A father and son pleaded guilty in federal court to trying to sell fake titanium to a Connecticut subcontractor for use in aircraft including U.S. Air Force fighter jets.

John J. Palie Jr., 62 ,of Tiverton, R.I., and John J. Palie III, 42, of Plymouth, Mass., waived their right to be indicted and pleaded guilty on June 27 before U.S. District Judge Stefan R. Underhill in Bridgeport to fraud stemming from their having sold titanium to a Connecticut defense subcontractor, according to John H. Durham, United States Attorney for the District of Connecticut.

The U.S. government contends that the losses sustained by the multiple victim companies that purchased fraudulently misrepresented titanium total more than $1.3 million.

According to court documents and statements made in court, John Palie, Jr. is the owner and chief executive officer of A&P Alloys, Inc., a company in West Bridgewater, Mass., that acquired and sold specialty metals, including titanium.

His son, John Palie III, was a manager at A&P, having responsibilities for, among other things, the purchase and sale of titanium, and the preparation of titanium orders for shipment and delivery to customers.

In pleading guilty, Palie Jr., and Palie III admitted that they arranged two separate titanium sales to a Connecticut-based aircraft parts manufacturer that involved false representations about the source and quality of the titanium, according to Durham.

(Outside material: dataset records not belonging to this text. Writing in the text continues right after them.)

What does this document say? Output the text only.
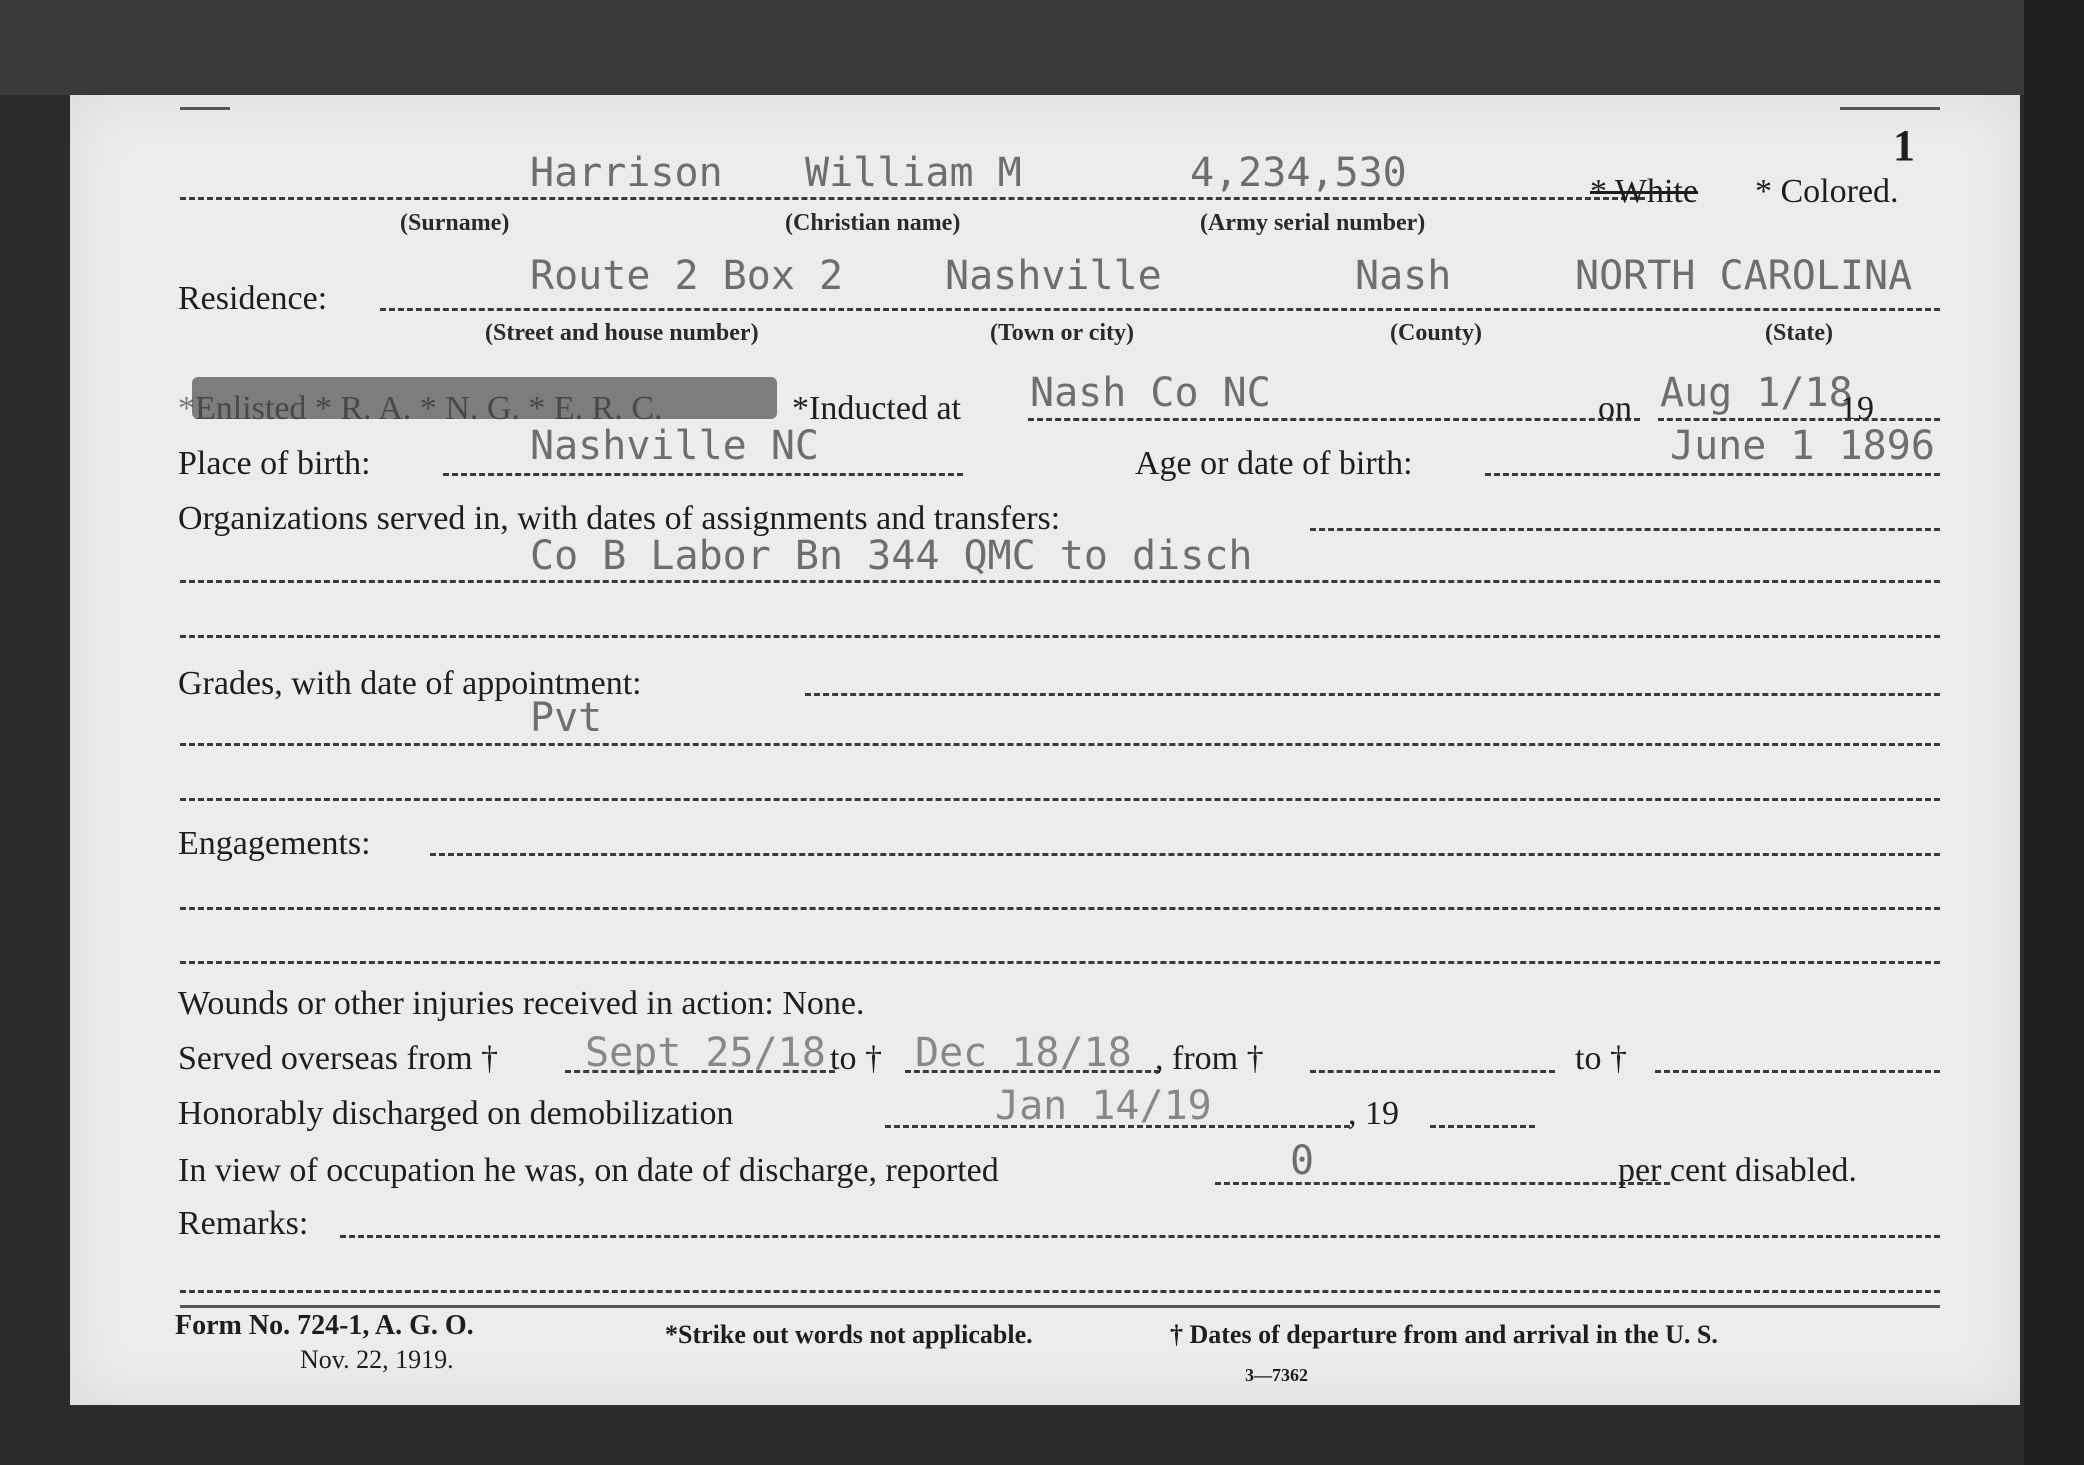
1
Harrison William M	4,234,530	* White * Colored.
(Surname)	(Christian name)	(Army serial number)
Residence:	Route 2 Box 2	Nashville	Nash	NORTH CAROLINA
(Street and house number)	(Town or city)	(County)	(State)
*Enlisted * R. A. * N. G. * E. R. C.	*Inducted at Nash Co NC	on Aug 1/18
19
Place of birth:	Nashville NC	Age or date of birth:	June 1 1896
Organizations served in, with dates of assignments and transfers:
Co B Labor Bn 344 QMC to disch
Grades, with date of appointment:
Pvt
Engagements:
Wounds or other injuries received in action: None.
Served overseas from † Sept 25/18 to † Dec 18/18 , from †	to †
Honorably discharged on demobilization	Jan 14/19	, 19
In view of occupation he was, on date of discharge, reported	0	per cent disabled.
Remarks:
Form No. 724-1, A. G. O.
Nov. 22, 1919.
*Strike out words not applicable.	† Dates of departure from and arrival in the U. S.
3—7362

The aircraft parts manufacturer supplies titanium parts to a company that manufactures aircraft engines, including engines for U.S. Air Force fighter jets.

In April and May 2012, the father and son allegedly arranged a sale of 11 pieces of titanium to the Connecticut aircraft parts manufacturer, representing that the titanium had been certified as meeting an advanced aerospace quality standard when, in fact, it had never been certified as such.

In 2013, the pair arranged another sale of titanium to the Connecticut aircraft parts manufacturer with the engine manufacturer as the end buyer.

Palie Jr. and Palie III each pleaded guilty to two counts of mail fraud, an offense that carries a maximum term of imprisonment of 20 years on each count. Sentencing is scheduled for Sept. 19.